Plusieurs membres du conseil d’administration et du personnel de la Qikiqtani Inuit Association (QIA) étaient à Arctic Bay pour entendre les excuses et organiser l’événement. L’organisation confirme également avoir bien accueilli le discours du ministre. Pour sa part, P.J. Akeeagok, premier ministre du Nunavut a tenu à exprimer sa gratitude à toutes les personnes qui se sont battues pendant des décennies pour obtenir ces excuses historiques.
Ottawa annonce un financement pour la conservation dans la région de Qikiqtani
En marge de l’événement, le premier ministre Justin Trudeau, accompagné du président de l’Association inuit du Qikiqtani (AIQ), Olayuk Akesuk, a annoncé l’octroi de 270 millions de dollars pour des efforts de conservation dans la région de Qikiqtani.
L’accord « Sinaa », terme qui signifie « la lisière de la banquise » en inuktitut, comprend un financement de 200 millions de dollars du gouvernement du Canada, ainsi que 70 millions de dollars de donateurs philanthropiques du Canada et du monde entier.

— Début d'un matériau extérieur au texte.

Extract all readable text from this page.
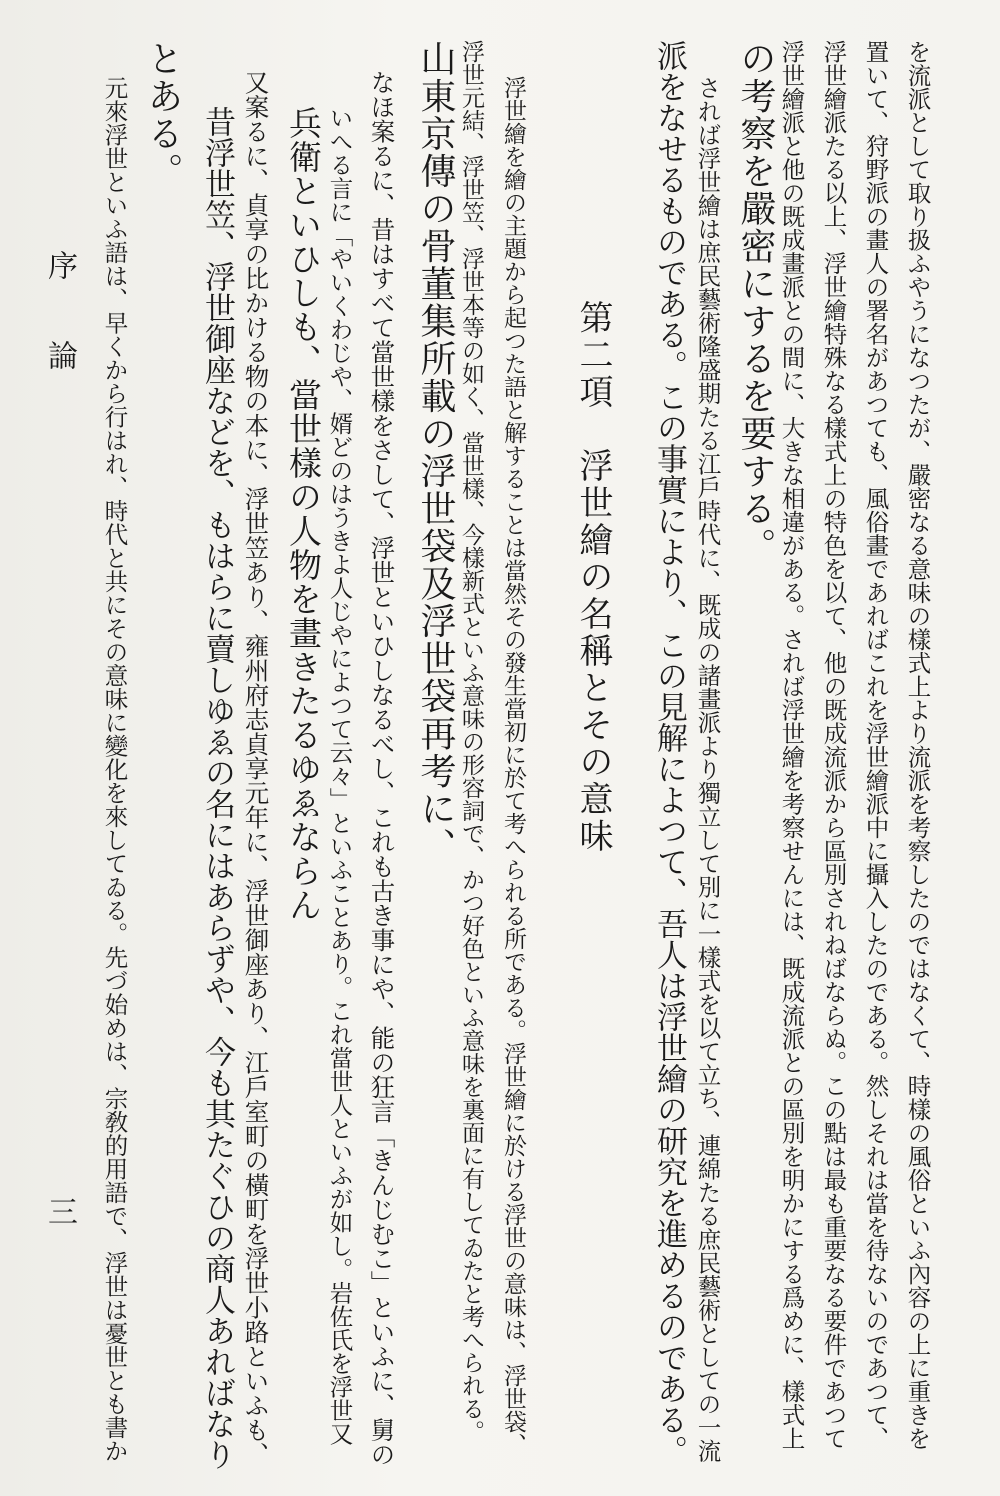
を流派として取り扱ふやうになつたが、嚴密なる意味の樣式上より流派を考察したのではなくて、時樣の風俗といふ內容の上に重きを
置いて、狩野派の畫人の署名があつても、風俗畫であればこれを浮世繪派中に攝入したのである。然しそれは當を待ないのであつて、
浮世繪派たる以上、浮世繪特殊なる樣式上の特色を以て、他の既成流派から區別されねばならぬ。この點は最も重要なる要件であつて
浮世繪派と他の既成畫派との間に、大きな相違がある。されば浮世繪を考察せんには、既成流派との區別を明かにする爲めに、樣式上
の考察を嚴密にするを要する。
されば浮世繪は庶民藝術隆盛期たる江戶時代に、既成の諸畫派より獨立して別に一樣式を以て立ち、連綿たる庶民藝術としての一流
派をなせるものである。この事實により、この見解によつて、吾人は浮世繪の研究を進めるのである。
第二項　浮世繪の名稱とその意味
浮世繪を繪の主題から起つた語と解することは當然その發生當初に於て考へられる所である。浮世繪に於ける浮世の意味は、浮世袋、
浮世元結、浮世笠、浮世本等の如く、當世樣、今樣新式といふ意味の形容詞で、かつ好色といふ意味を裏面に有してゐたと考へられる。
山東京傳の骨董集所載の浮世袋及浮世袋再考に、
なほ案るに、昔はすべて當世樣をさして、浮世といひしなるべし、これも古き事にや、能の狂言「きんじむこ」といふに、舅の
いへる言に「やいくわじや、婿どのはうきよ人じやによつて云々」といふことあり。これ當世人といふが如し。岩佐氏を浮世又
兵衛といひしも、當世樣の人物を畫きたるゆゑならん
又案るに、貞享の比かける物の本に、浮世笠あり、雍州府志貞享元年に、浮世御座あり、江戶室町の橫町を浮世小路といふも、
昔浮世笠、浮世御座などを、もはらに賣しゆゑの名にはあらずや、今も其たぐひの商人あればなり
とある。
元來浮世といふ語は、早くから行はれ、時代と共にその意味に變化を來してゐる。先づ始めは、宗敎的用語で、浮世は憂世とも書か
序　　論
三
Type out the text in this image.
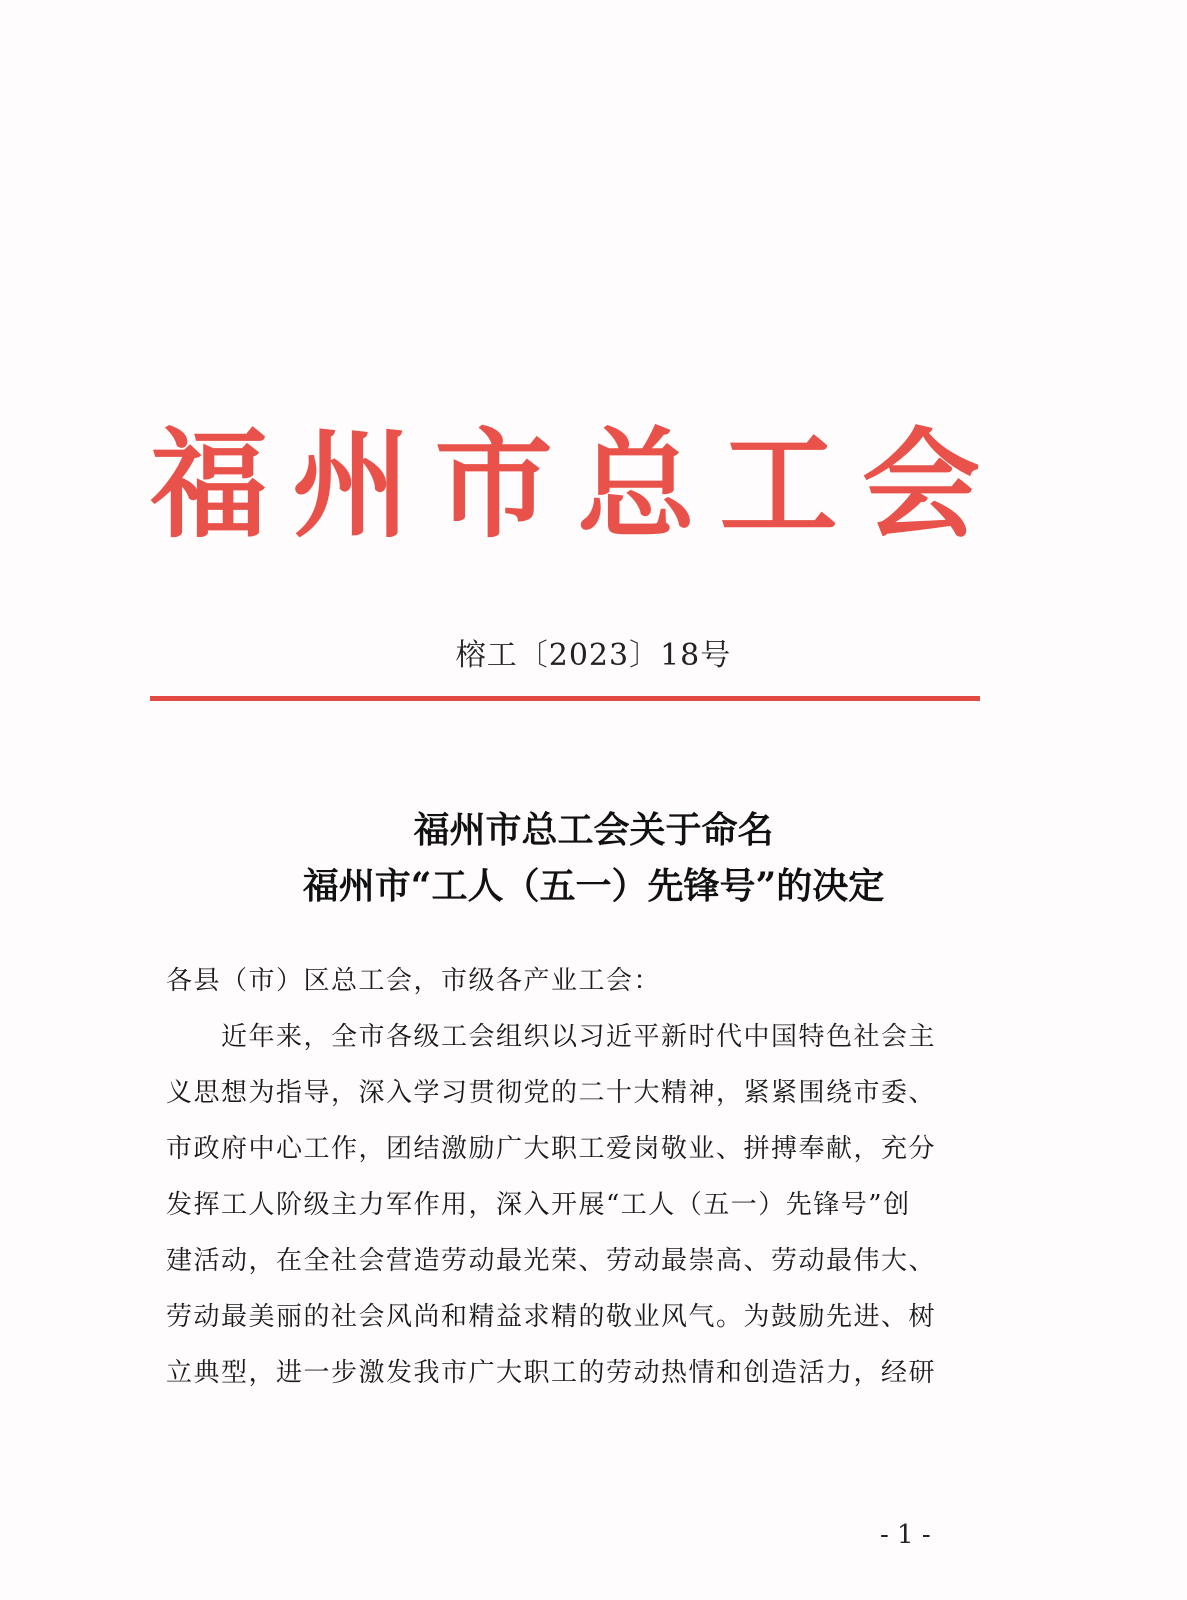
福 州 市 总 工 会
榕工〔2023〕18号
福州市总工会关于命名
福州市“工人（五一）先锋号”的决定
各县（市）区总工会，市级各产业工会：
　　近年来，全市各级工会组织以习近平新时代中国特色社会主
义思想为指导，深入学习贯彻党的二十大精神，紧紧围绕市委、
市政府中心工作，团结激励广大职工爱岗敬业、拼搏奉献，充分
发挥工人阶级主力军作用，深入开展“工人（五一）先锋号”创
建活动，在全社会营造劳动最光荣、劳动最崇高、劳动最伟大、
劳动最美丽的社会风尚和精益求精的敬业风气。为鼓励先进、树
立典型，进一步激发我市广大职工的劳动热情和创造活力，经研
- 1 -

Ce financement servira à protéger les terres et les eaux dans la région de Qikiqtani, qui représente près de 800 000 kilomètres carrés. Le but est aussi de travailler à la réalisation de l’objectif de conserver 30 % des océans du pays d’ici à 2030.
Cet accord important prévoit notamment un nouveau plan de conservation visant l’établissement d’un réseau solide et durable de zones de conservation des eaux et des terres proposées et protégées par les Inuit dans l’Arctique canadien.